Today’s post is written and photographed by Tiffany Tseng. Early this summer I joined my grad school advisor Mitchel Resnick and Tiffany, who is a current student in his research group. I was delighted to get to tag along for a few hours on an enviable itinerary as they visited some of the jewels in the Bay Area’s making-in-education crown, along with their Danish collaborators. In this post, Tiffany shares her impressions of some of the spaces they visited.
As a graduate student in the Lifelong Kindergarten Group at the MIT Media Lab, I have the opportunity to collaborate with LEGO on many different types of projects. One exciting initiative they are cooking up in Billund, Denmark (where they are headquartered) is a community maker and research center devoted to understanding children, creativity, and making. For inspiration, my advisor (Mitchel Resnick) and I organized a tour of different maker spaces in the San Francisco Bay Area that engage kids in many types of making activities.
Our tour started off at the Exploratorium, where we learned about The Tinkering Studio, a place where museum visitors can explore scientific phenomena in a hands-on way, whether it’s constructing circuits from basic components or building a marble run track out of recycled materials. The Tinkering Studio also organizes Open MAKE events every month, where they invite guest speakers and run workshops revolving around a particular theme. In the past, themes have ranged from trash to toys to cardboard. Finally, they also host Young Makers, a network of clubs in which kids work on long-term projects that are presented at Maker Faire. Their studio had an amazing variety of resources including traditional craft materials like markers and construction paper, woodworking tools, and the smallest (and cutest) laser cutter I have ever seen!
Next, we visited the Mission Science Workshop, whose mission is to encourage scientific exploration, particularly for underserved youth. The Workshop originally started out of founder Dan Sudran’s garage, who was a hardware engineer in a past life. He kept lots of of different materials like fossils and electronic equipment in his garage, and children from the neighborhood began to stop by and explore. At that point, Dan decided to start his own space, and now the Mission Science Workshop works with schools in the Mission district of San Francisco and also hosts after-school and summer programs for kids. The Workshop has an almost endless supply of relics and provocative objects: old fossils, live reptiles, and taken-apart LCD screens, to name a few!

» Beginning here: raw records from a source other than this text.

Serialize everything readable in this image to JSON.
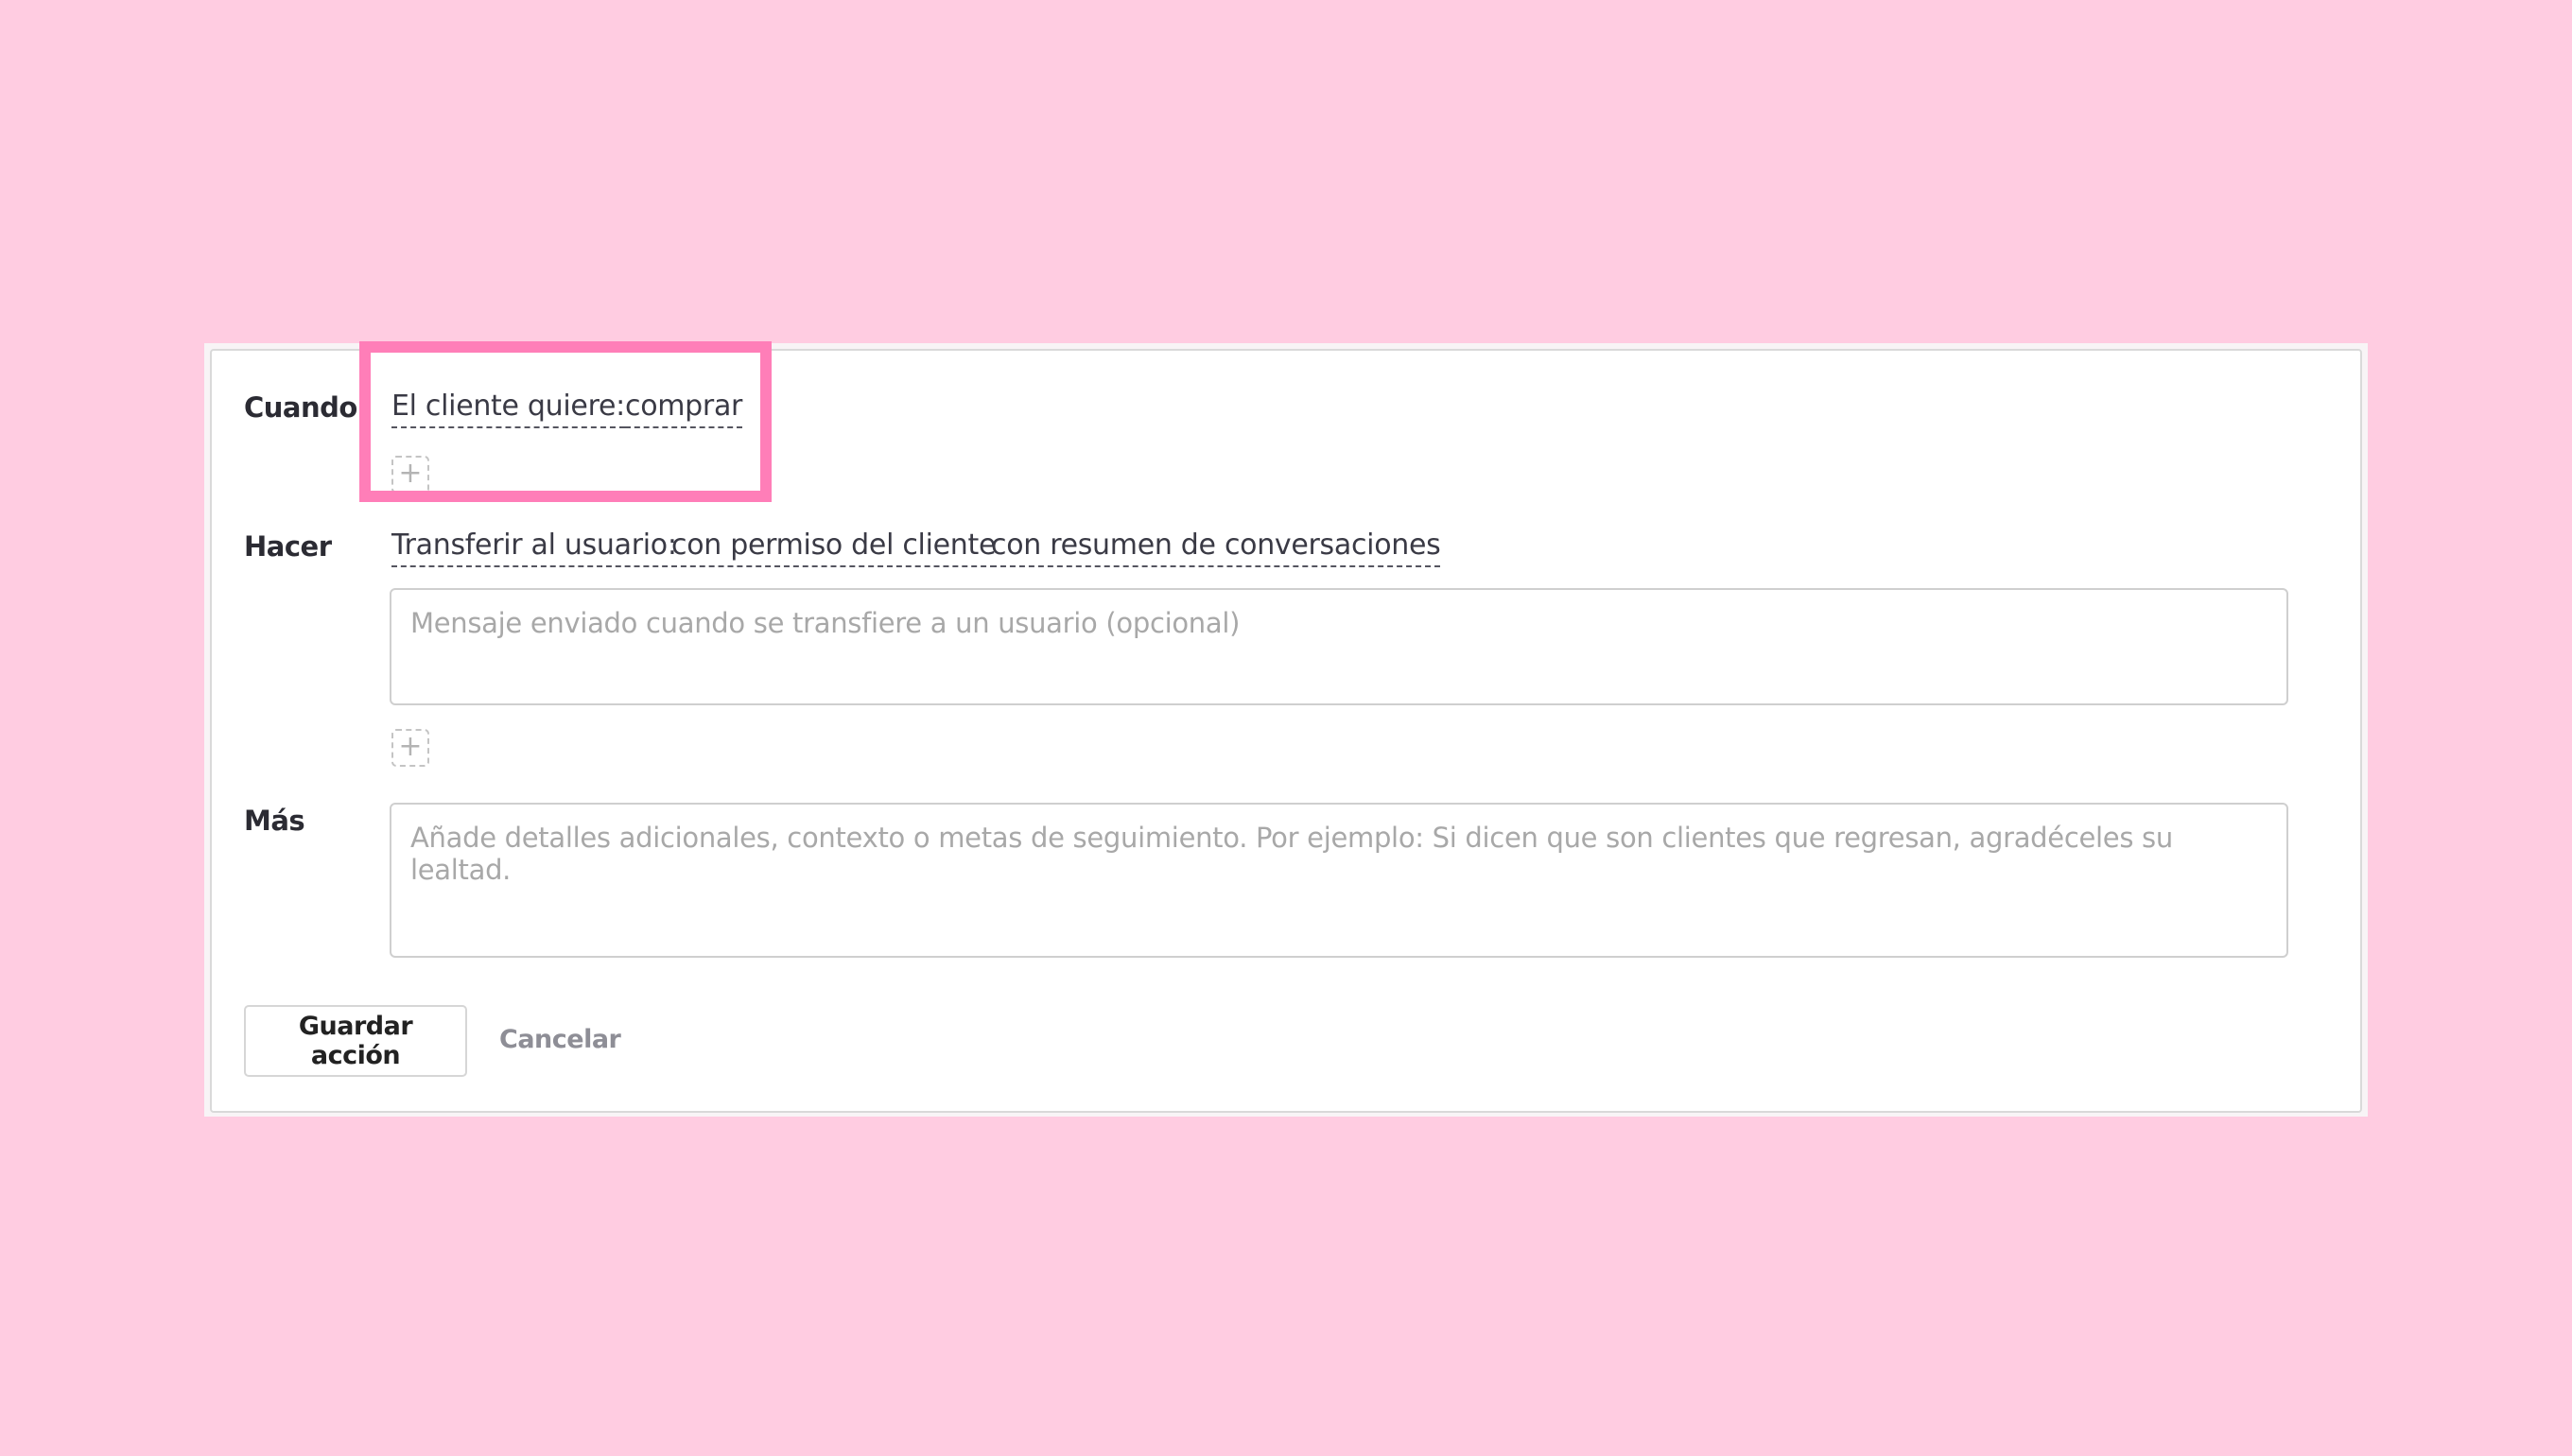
{
  "when": {
    "label": "Cuando",
    "condition_label": "El cliente quiere:",
    "condition_value": "comprar",
    "add_symbol": "+"
  },
  "do": {
    "label": "Hacer",
    "action_label": "Transferir al usuario:",
    "option_1": "con permiso del cliente",
    "option_2": "con resumen de conversaciones",
    "message_placeholder": "Mensaje enviado cuando se transfiere a un usuario (opcional)",
    "message_value": "",
    "add_symbol": "+"
  },
  "more": {
    "label": "Más",
    "details_placeholder": "Añade detalles adicionales, contexto o metas de seguimiento. Por ejemplo: Si dicen que son clientes que regresan, agradéceles su lealtad.",
    "details_value": ""
  },
  "footer": {
    "save_label": "Guardar acción",
    "cancel_label": "Cancelar"
  },
  "colors": {
    "background": "#ffcce1",
    "highlight": "#ff7eb8"
  },
  "icons": {
    "add": "plus-icon"
  }
}
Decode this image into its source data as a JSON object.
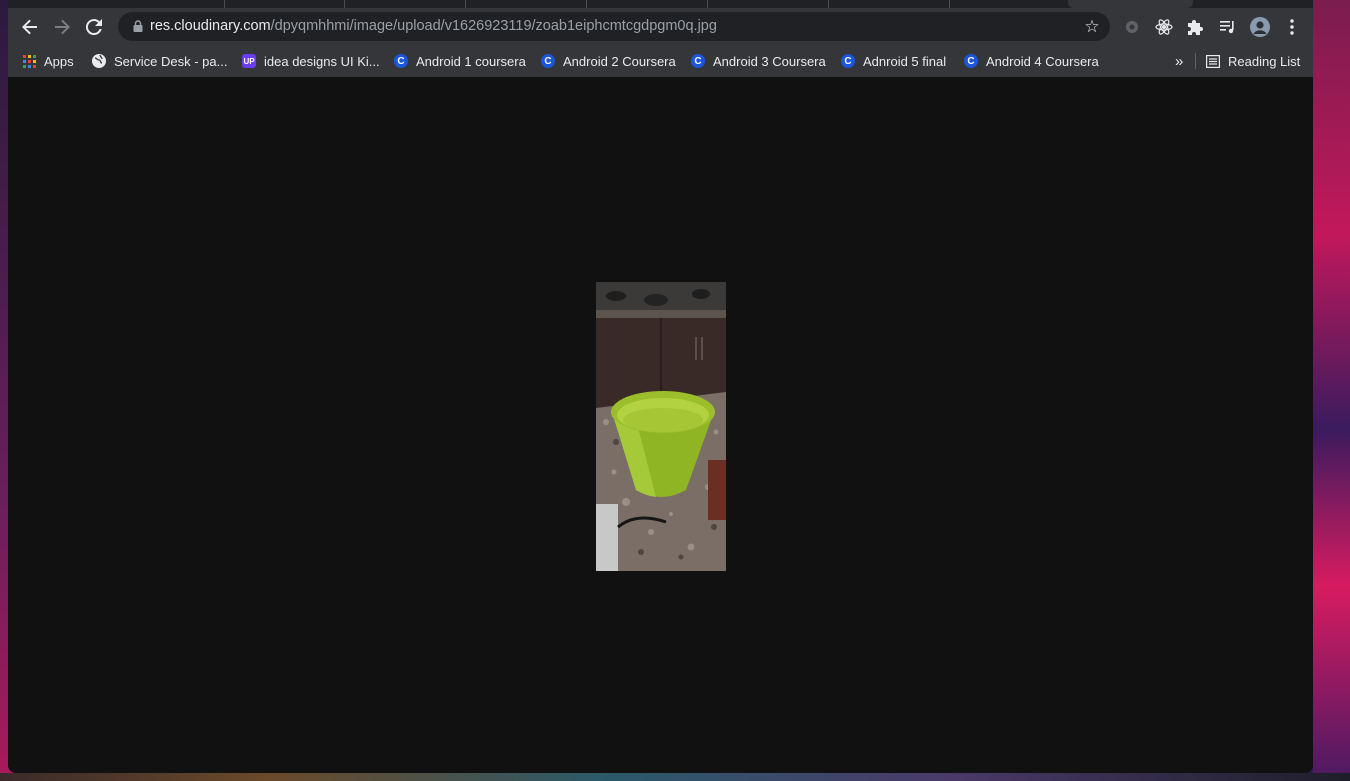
{
  "browser": {
    "address_bar": {
      "host": "res.cloudinary.com",
      "path": "/dpyqmhhmi/image/upload/v1626923119/zoab1eiphcmtcgdpgm0q.jpg"
    },
    "toolbar_icons": [
      "back-icon",
      "forward-icon",
      "reload-icon",
      "lock-icon",
      "star-icon",
      "extension-icon",
      "react-devtools-icon",
      "puzzle-icon",
      "media-control-icon",
      "avatar",
      "kebab-menu-icon"
    ]
  },
  "bookmarks": {
    "apps_label": "Apps",
    "items": [
      {
        "label": "Service Desk - pa...",
        "icon": "globe-icon"
      },
      {
        "label": "idea designs UI Ki...",
        "icon": "upwork-icon",
        "fav_text": "UP"
      },
      {
        "label": "Android 1 coursera",
        "icon": "coursera-icon",
        "fav_text": "C"
      },
      {
        "label": "Android 2 Coursera",
        "icon": "coursera-icon",
        "fav_text": "C"
      },
      {
        "label": "Android 3 Coursera",
        "icon": "coursera-icon",
        "fav_text": "C"
      },
      {
        "label": "Adnroid 5 final",
        "icon": "coursera-icon",
        "fav_text": "C"
      },
      {
        "label": "Android 4 Coursera",
        "icon": "coursera-icon",
        "fav_text": "C"
      }
    ],
    "overflow_label": "»",
    "reading_list_label": "Reading List"
  },
  "colors": {
    "content_background": "#111111",
    "toolbar_background": "#35363a",
    "omnibox_background": "#202124",
    "coursera_blue": "#1a56db",
    "cup_green": "#9bbf2a"
  }
}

We visited a series of schools that consider making to be a critical component of young people’s education. The Nueva School in Hillsborough is a private K-12 school for gifted children. At Nueva, Kim Saxe leads the Innovation Lab, where kids experience the entire design process by designing and prototyping artifacts. An important part of the design process for the kids is developing empathy for others, so instead of designing objects for themselves, the kids are engrossed in designing for other people. For example, second graders design toys for the kindergarteners at the school and begin by interviewing the younger kids about their likes and dislikes. The Innovation Lab has an amazing assortment of rapid prototyping tools: they have a laser cutter, a Maker Bot, and a fully equipped woodworking room.
We also visited Brightworks, a new K-12 school based in San Francisco where hands-on, project-based learning is at its core. Started just last year, Brightworks engages children in a design process they call “The Brightworks Arc.” The Arc consists of three different phases: exploration, expression, and exposition. The entire school year also revolves around these phases, where children present their designs to each other, their parents, and their teachers in a culminating exposition. At first glance, Brightworks looks nothing like a traditional school: there are curtains draped from the ceiling, live chickens, and an entire city designed and built by the children themselves. But through this open environment, children are given the freedom to build and explore, and all of the subjects we expect from a more traditional curriculum are embedded in meaningful, self- or group-defined projects.
Next, we visited a few centers for people to stop by and make things. The TechShop in San Francisco runs like a gym membership where members pay a monthly fee to have access to a wide range of machine tools and rapid prototyping equipment. While we were there, we saw the laser cutters, water jet, ShopBot, and thermoforming machines all actively being used by current members. Although the making activities and classes are designed mostly for adults, the TechShop has some classes for high school-aged students.
Finally, our trip ended with a visit to the San Rafael Computer Clubhouse, one of many Computer Clubhouse after-school centers around the world where kids can come to work on both digital and physical-world prototypes. While I was there, I talked to kids working in Scratch and Photoshop as well as kids building with LEGO Mindstorms and basic electronic components. The Computer Clubhouse in San Rafael also hosts a Young Makers club, where children work to develop projects to exhibit at Maker Faire. I was inspired by all the hard work the kids put into their project and how excited they were to show them to us!
Of course, I’m only able to share some of the places we visited on our trip. If you’re interested in seeing pictures from all the places we visited, here is my Flickr set: http://www.flickr.com/photos/ttseng/sets/72157629961488174/
The Bay Area has incredible resources for kids to design, build, and make. If you’re in San Francisco, I hope you get a chance to take advantage of them! And if you’re not in the area, these places serve as great examples for starting new spaces in your neighborhood that engage kids and the community in making and creating.